¿Basta con jugar para comenzar a aprender?


¿Es el juego educativo en sí mismo? ¿Basta con jugar para comenzar a aprender? Contra la extendida creencia de que aquello es así, las investigaciones en torno al tema no han arrojado demostraciones concluyentes acerca del inherente valor pedagógico del juego. Más aún, en la práctica educativa cotidiana, diversos juegos infantiles son objeto de desaprobación. Cómo entender, de otro modo, la frase repetida hasta el cansancio en tantas salas de clase: "Déjese de jugar y póngase a trabajar".

Cosa distinta son las potencialidades de aprendizaje que conlleva el juego. En efecto, jugando podemos aprender, y mucho. En primer lugar, se puede aprender precisamente a jugar, pues esta actividad constituye una práctica socioculturalmente asimilada desde que somos niños, y no un comportamiento natural o innato como tiende a creerse.

Aprender a jugar quiere decir, por sobre todo, aprender a manejar el simbolismo del juego, su "no literalidad", reflejada en la certera frase con que los niños nos indican: "Hagamos que…". Este manejo del "segundo grado" del juego puede permitir un ejercicio de la reflexividad, una toma de distancia respecto de lo real, que es soporte del pensamiento abstracto.

Como señala el filósofo francés Gilles Brougére, experto en las relaciones entre juego y educación, más allá de contenidos a "introducir" o de habilidades específicas que se busque reforzar con tal o cual "tipo" de juego, son la forma general del juego y sus características de funcionamiento las que abren posibilidades de aprendizaje.

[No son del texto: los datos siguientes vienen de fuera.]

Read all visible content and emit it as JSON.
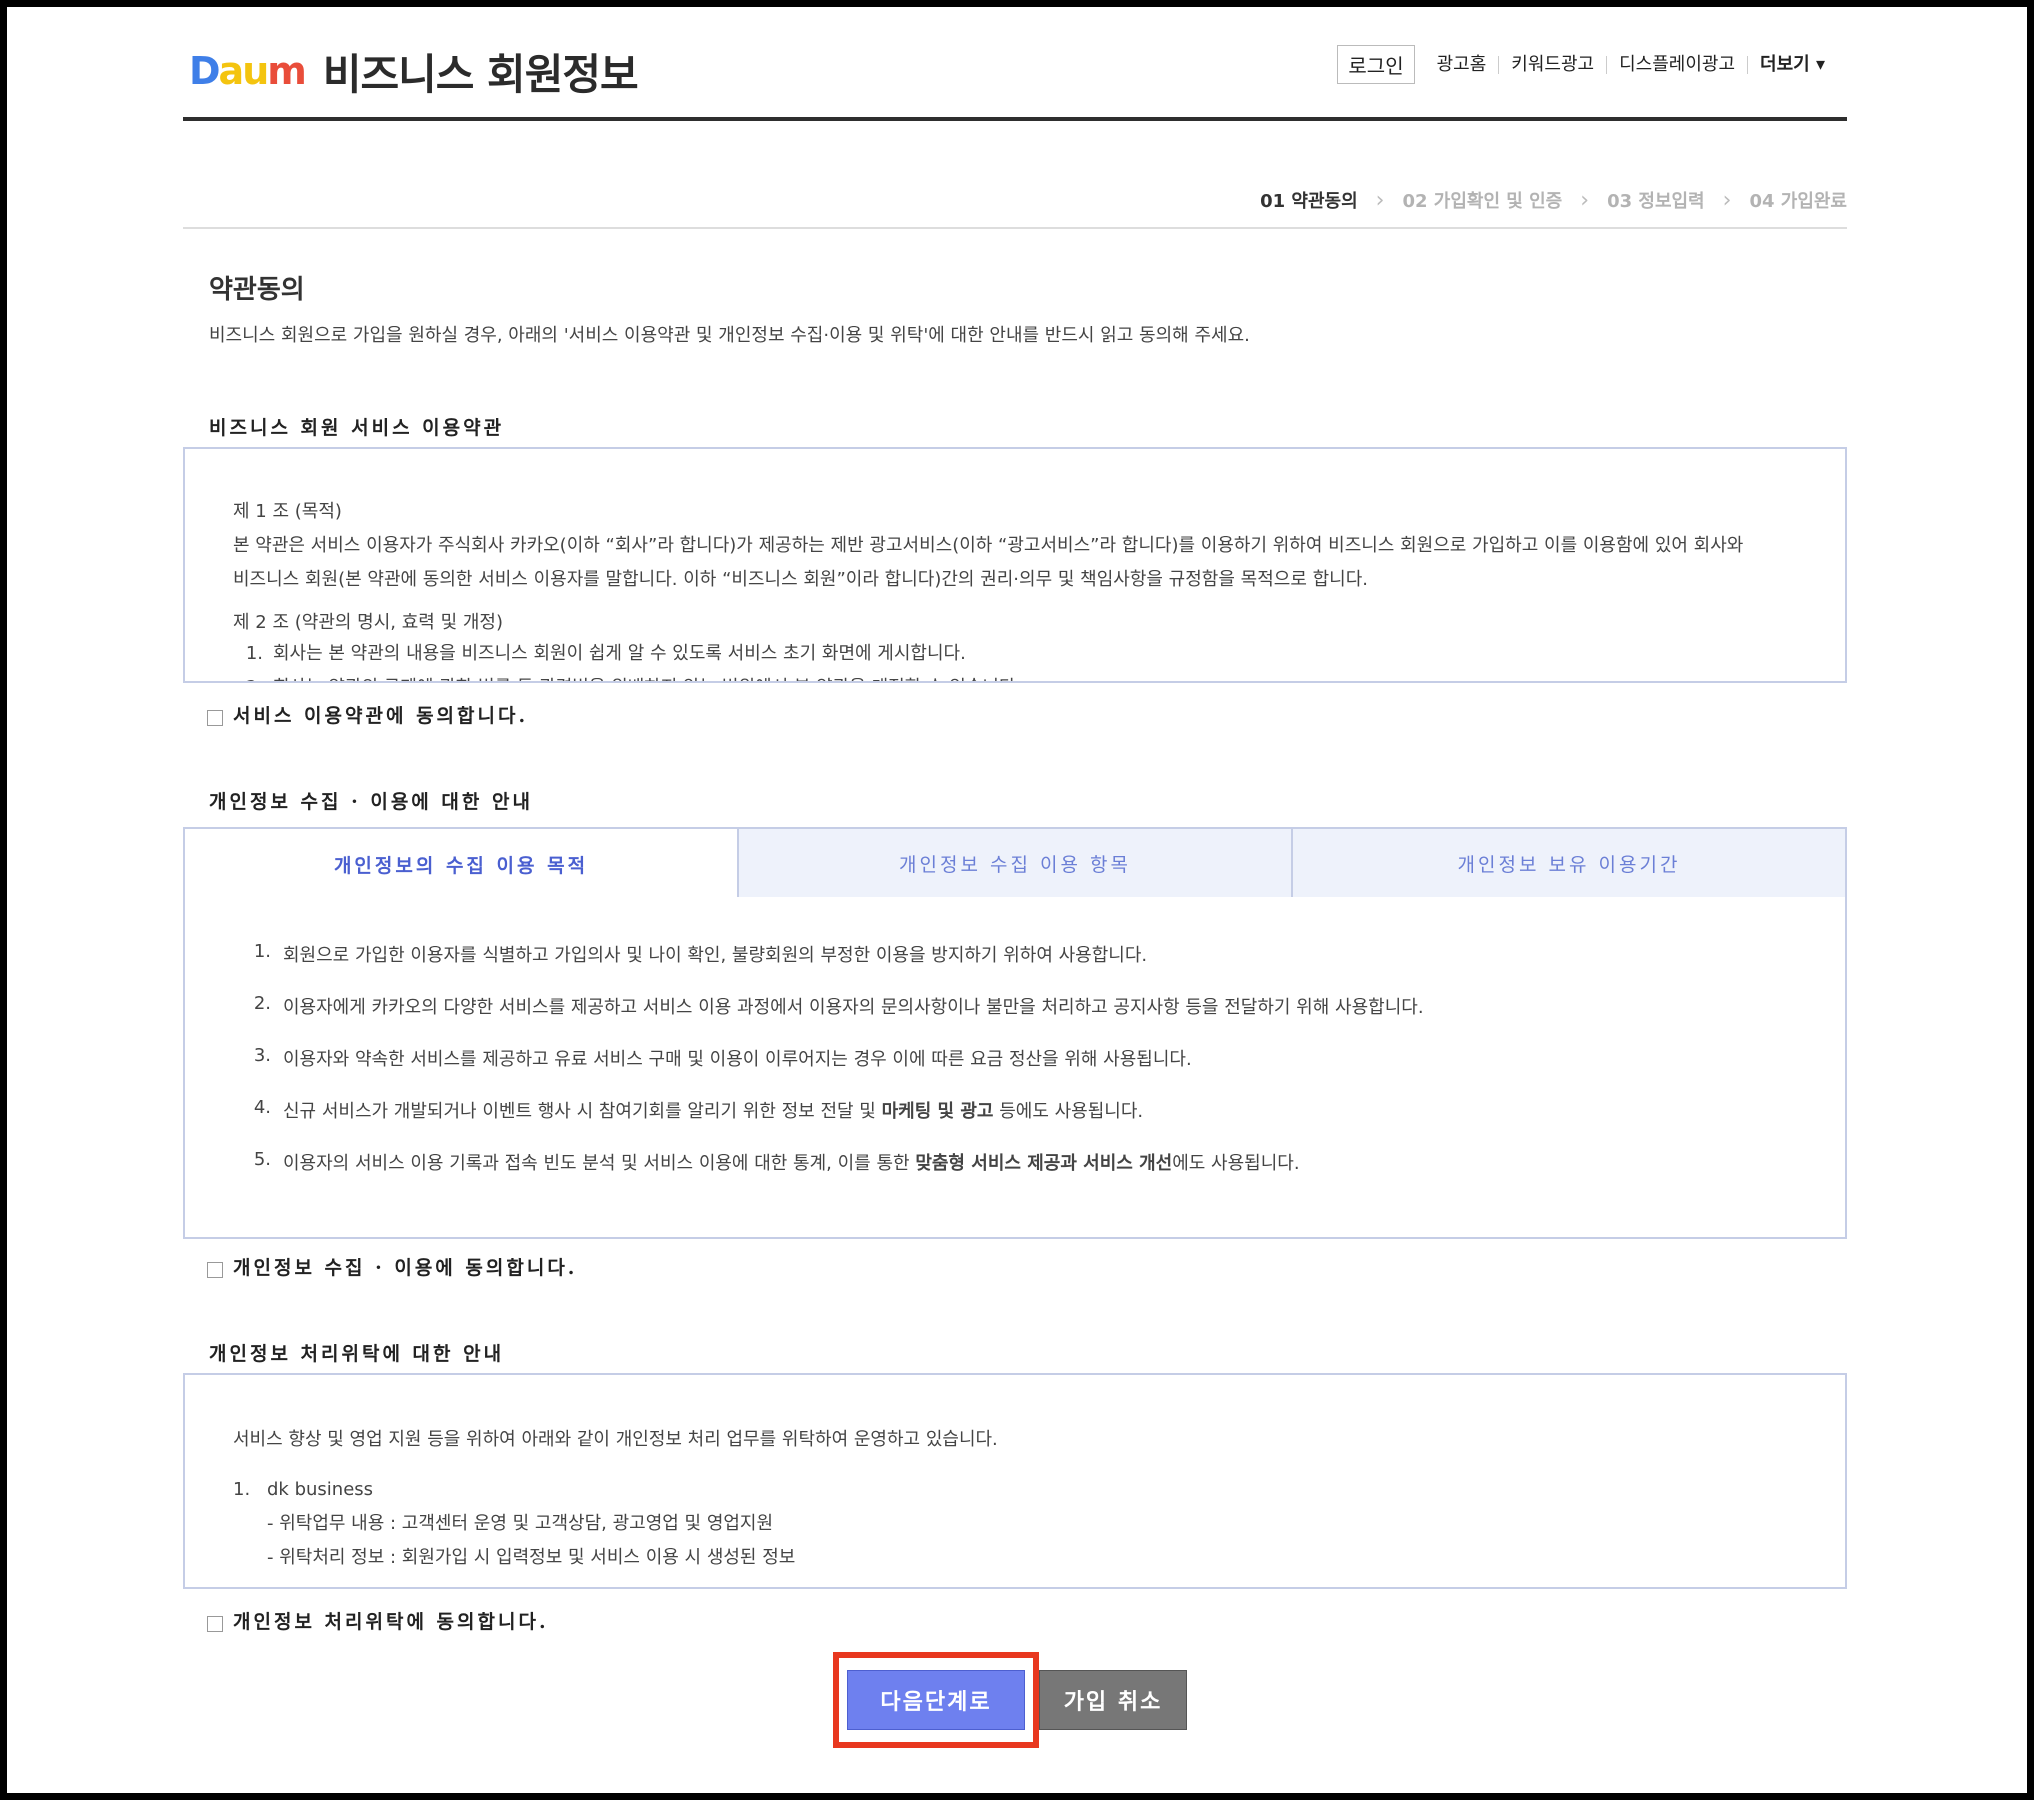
{
  "header": {
    "logo_text": [
      "D",
      "a",
      "u",
      "m"
    ],
    "title": "비즈니스 회원정보",
    "nav": {
      "login": "로그인",
      "links": [
        "광고홈",
        "키워드광고",
        "디스플레이광고"
      ],
      "more": "더보기 ▾"
    }
  },
  "steps": [
    {
      "label": "01 약관동의",
      "active": true
    },
    {
      "label": "02 가입확인 및 인증",
      "active": false
    },
    {
      "label": "03 정보입력",
      "active": false
    },
    {
      "label": "04 가입완료",
      "active": false
    }
  ],
  "intro": {
    "title": "약관동의",
    "description": "비즈니스 회원으로 가입을 원하실 경우, 아래의 '서비스 이용약관 및 개인정보 수집·이용 및 위탁'에 대한 안내를 반드시 읽고 동의해 주세요."
  },
  "terms": {
    "heading": "비즈니스 회원 서비스 이용약관",
    "article1_title": "제 1 조 (목적)",
    "article1_line1": "본 약관은 서비스 이용자가 주식회사 카카오(이하 “회사”라 합니다)가 제공하는 제반 광고서비스(이하 “광고서비스”라 합니다)를 이용하기 위하여 비즈니스 회원으로 가입하고 이를 이용함에 있어 회사와",
    "article1_line2": "비즈니스 회원(본 약관에 동의한 서비스 이용자를 말합니다. 이하 “비즈니스 회원”이라 합니다)간의 권리·의무 및 책임사항을 규정함을 목적으로 합니다.",
    "article2_title": "제 2 조 (약관의 명시, 효력 및 개정)",
    "article2_item1": "회사는 본 약관의 내용을 비즈니스 회원이 쉽게 알 수 있도록 서비스 초기 화면에 게시합니다.",
    "article2_item2": "회사는 약관의 규제에 관한 법률 등 관련법을 위배하지 않는 범위에서 본 약관을 개정할 수 있습니다.",
    "agree": "서비스 이용약관에 동의합니다."
  },
  "privacy": {
    "heading": "개인정보 수집 · 이용에 대한 안내",
    "tabs": [
      "개인정보의 수집 이용 목적",
      "개인정보 수집 이용 항목",
      "개인정보 보유 이용기간"
    ],
    "items": [
      {
        "num": "1.",
        "text": "회원으로 가입한 이용자를 식별하고 가입의사 및 나이 확인, 불량회원의 부정한 이용을 방지하기 위하여 사용합니다."
      },
      {
        "num": "2.",
        "text": "이용자에게 카카오의 다양한 서비스를 제공하고 서비스 이용 과정에서 이용자의 문의사항이나 불만을 처리하고 공지사항 등을 전달하기 위해 사용합니다."
      },
      {
        "num": "3.",
        "text": "이용자와 약속한 서비스를 제공하고 유료 서비스 구매 및 이용이 이루어지는 경우 이에 따른 요금 정산을 위해 사용됩니다."
      },
      {
        "num": "4.",
        "pre": "신규 서비스가 개발되거나 이벤트 행사 시 참여기회를 알리기 위한 정보 전달 및 ",
        "bold": "마케팅 및 광고",
        "post": " 등에도 사용됩니다."
      },
      {
        "num": "5.",
        "pre": "이용자의 서비스 이용 기록과 접속 빈도 분석 및 서비스 이용에 대한 통계, 이를 통한 ",
        "bold": "맞춤형 서비스 제공과 서비스 개선",
        "post": "에도 사용됩니다."
      }
    ],
    "agree": "개인정보 수집 · 이용에 동의합니다."
  },
  "entrust": {
    "heading": "개인정보 처리위탁에 대한 안내",
    "intro": "서비스 향상 및 영업 지원 등을 위하여 아래와 같이 개인정보 처리 업무를 위탁하여 운영하고 있습니다.",
    "item_num": "1.",
    "item_name": "dk business",
    "detail1": "- 위탁업무 내용 : 고객센터 운영 및 고객상담, 광고영업 및 영업지원",
    "detail2": "- 위탁처리 정보 : 회원가입 시 입력정보 및 서비스 이용 시 생성된 정보",
    "agree": "개인정보 처리위탁에 동의합니다."
  },
  "buttons": {
    "next": "다음단계로",
    "cancel": "가입 취소"
  },
  "colors": {
    "accent_blue": "#6e80ef",
    "highlight_red": "#e8381f",
    "tab_border": "#c5cde6"
  }
}
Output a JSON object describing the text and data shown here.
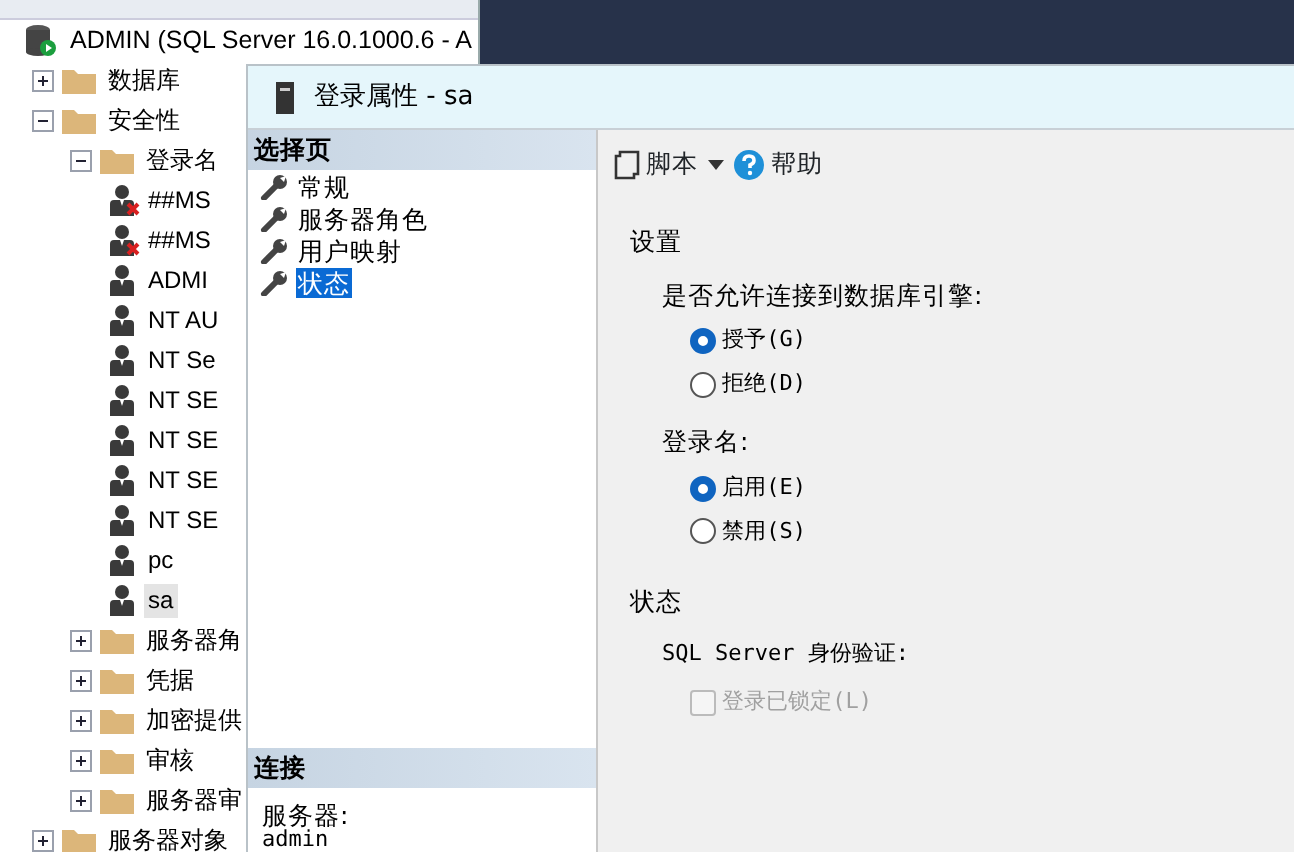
{
  "object_explorer": {
    "root": {
      "label": "ADMIN (SQL Server 16.0.1000.6 - A"
    },
    "items": [
      {
        "label": "数据库",
        "kind": "folder",
        "expanded": false
      },
      {
        "label": "安全性",
        "kind": "folder",
        "expanded": true,
        "children": [
          {
            "label": "登录名",
            "kind": "folder",
            "expanded": true,
            "children": [
              {
                "label": "##MS",
                "kind": "login",
                "disabled": true,
                "selected": false
              },
              {
                "label": "##MS",
                "kind": "login",
                "disabled": true,
                "selected": false
              },
              {
                "label": "ADMI",
                "kind": "login",
                "disabled": false,
                "selected": false
              },
              {
                "label": "NT AU",
                "kind": "login",
                "disabled": false,
                "selected": false
              },
              {
                "label": "NT Se",
                "kind": "login",
                "disabled": false,
                "selected": false
              },
              {
                "label": "NT SE",
                "kind": "login",
                "disabled": false,
                "selected": false
              },
              {
                "label": "NT SE",
                "kind": "login",
                "disabled": false,
                "selected": false
              },
              {
                "label": "NT SE",
                "kind": "login",
                "disabled": false,
                "selected": false
              },
              {
                "label": "NT SE",
                "kind": "login",
                "disabled": false,
                "selected": false
              },
              {
                "label": "pc",
                "kind": "login",
                "disabled": false,
                "selected": false
              },
              {
                "label": "sa",
                "kind": "login",
                "disabled": false,
                "selected": true
              }
            ]
          },
          {
            "label": "服务器角",
            "kind": "folder",
            "expanded": false
          },
          {
            "label": "凭据",
            "kind": "folder",
            "expanded": false
          },
          {
            "label": "加密提供",
            "kind": "folder",
            "expanded": false
          },
          {
            "label": "审核",
            "kind": "folder",
            "expanded": false
          },
          {
            "label": "服务器审",
            "kind": "folder",
            "expanded": false
          }
        ]
      },
      {
        "label": "服务器对象",
        "kind": "folder",
        "expanded": false
      }
    ]
  },
  "dialog": {
    "title": "登录属性 - sa",
    "select_page": {
      "header": "选择页",
      "pages": [
        {
          "label": "常规",
          "selected": false
        },
        {
          "label": "服务器角色",
          "selected": false
        },
        {
          "label": "用户映射",
          "selected": false
        },
        {
          "label": "状态",
          "selected": true
        }
      ]
    },
    "connection": {
      "header": "连接",
      "server_label": "服务器:",
      "server_value": "admin"
    },
    "toolbar": {
      "script": "脚本",
      "help": "帮助"
    },
    "settings": {
      "heading": "设置",
      "groups": [
        {
          "label": "是否允许连接到数据库引擎:",
          "options": [
            {
              "label": "授予(G)",
              "selected": true
            },
            {
              "label": "拒绝(D)",
              "selected": false
            }
          ]
        },
        {
          "label": "登录名:",
          "options": [
            {
              "label": "启用(E)",
              "selected": true
            },
            {
              "label": "禁用(S)",
              "selected": false
            }
          ]
        }
      ]
    },
    "status": {
      "heading": "状态",
      "label": "SQL Server 身份验证:",
      "lockout": {
        "label": "登录已锁定(L)",
        "checked": false,
        "disabled": true
      }
    }
  }
}
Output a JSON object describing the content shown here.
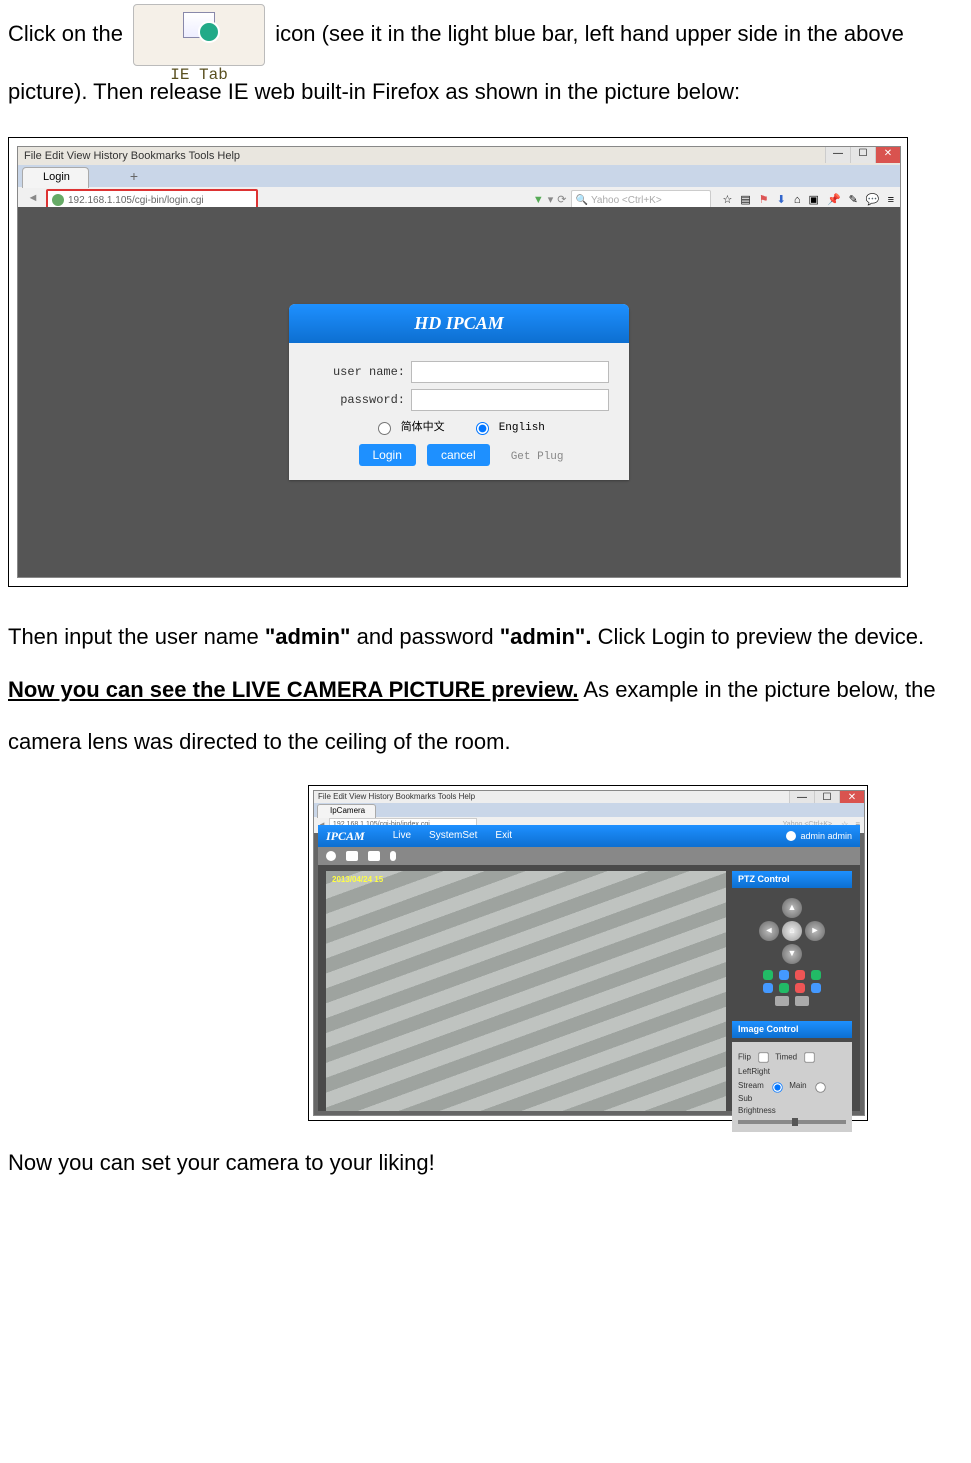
{
  "para1_pre": "Click on the ",
  "ietab_label": "IE Tab",
  "para1_post": " icon (see it in the light blue bar, left hand upper side in the above picture). Then release IE web built-in Firefox as shown in the picture below:",
  "login_shot": {
    "menubar": "File  Edit  View  History  Bookmarks  Tools  Help",
    "tab_title": "Login",
    "url": "192.168.1.105/cgi-bin/login.cgi",
    "search_placeholder": "Yahoo <Ctrl+K>",
    "panel_title": "HD IPCAM",
    "user_label": "user name:",
    "pass_label": "password:",
    "lang_cn": "简体中文",
    "lang_en": "English",
    "login_btn": "Login",
    "cancel_btn": "cancel",
    "get_plug": "Get Plug"
  },
  "para2_a": "Then input the user name ",
  "para2_b": "\"admin\"",
  "para2_c": " and password ",
  "para2_d": "\"admin\".",
  "para2_e": " Click Login to preview the device. ",
  "para2_f": "Now you can see the LIVE CAMERA PICTURE preview.",
  "para2_g": " As example in the picture below, the camera lens was directed to the ceiling of the room.",
  "live_shot": {
    "menubar": "File  Edit  View  History  Bookmarks  Tools  Help",
    "tab_title": "IpCamera",
    "url": "192.168.1.105/cgi-bin/index.cgi",
    "search_placeholder": "Yahoo <Ctrl+K>",
    "brand": "IPCAM",
    "nav_live": "Live",
    "nav_system": "SystemSet",
    "nav_exit": "Exit",
    "user_label": "admin   admin",
    "timestamp": "2013/04/24 15",
    "ptz_title": "PTZ Control",
    "img_title": "Image Control",
    "flip": "Flip",
    "timed": "Timed",
    "leftright": "LeftRight",
    "stream": "Stream",
    "main": "Main",
    "sub": "Sub",
    "brightness": "Brightness"
  },
  "para3": "Now you can set your camera to your liking!"
}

Consideremos un primer elemento: la decisión de jugar. No se puede "obligar" a jugar o, al menos, esta obligación puede reducir le percepción subjetiva de que en verdad estamos jugando. Ejercitar esta decisión, poner en práctica la capacidad de decidir si se quiere jugar y luego, continuar jugando, o incluso aceptar las decisiones de otros, lo que también es decidir, puede tener efectos positivos en términos de motivación, además de ofrecer una experiencia de control de la acción poco frecuente para los niños. En segundo lugar, la consideración de reglas puede permitir compartir y negociar significaciones, objetivos y roles. Tercero, y asumiendo que todo juego es incierto en sus resultados, puede ser interesante justamente aprender a manejar o a aceptar dicha incertidumbre. Y finalmente, la minimización de las consecuencias del juego – "si te equivocas, no importa" – puede ofrecer un espacio de experimentación.

Ahora bien, ¿cómo el juego, con estas características y potencialidades, puede ajustarse a un contexto educativo formal? Algunos elementos pueden generar especial resistencia. Si la estrategia educativa se basa en el manejo y control de objetivos predefinidos, el docente puede desconfiar de la aleatoriedad de resultados del juego. De hecho, si lo que nos importa de preferencia es el resultado, tenderemos a desestimar el valor de un proceso en el que el fracaso o el error tienen plena cabida, sin temor a las consecuencias. Finalmente, si jugar implica decidir hacerlo – considerando la posibilidad de que alguien prefiera restarse –, respetar dicha decisión supone, para el educador o educadora, confiar en la iniciativa del jugador y aceptar una pérdida de poder relativa. Dejar que el niño juegue es aceptar que dejamos, al menos en parte, de controlar su proceso de aprendizaje.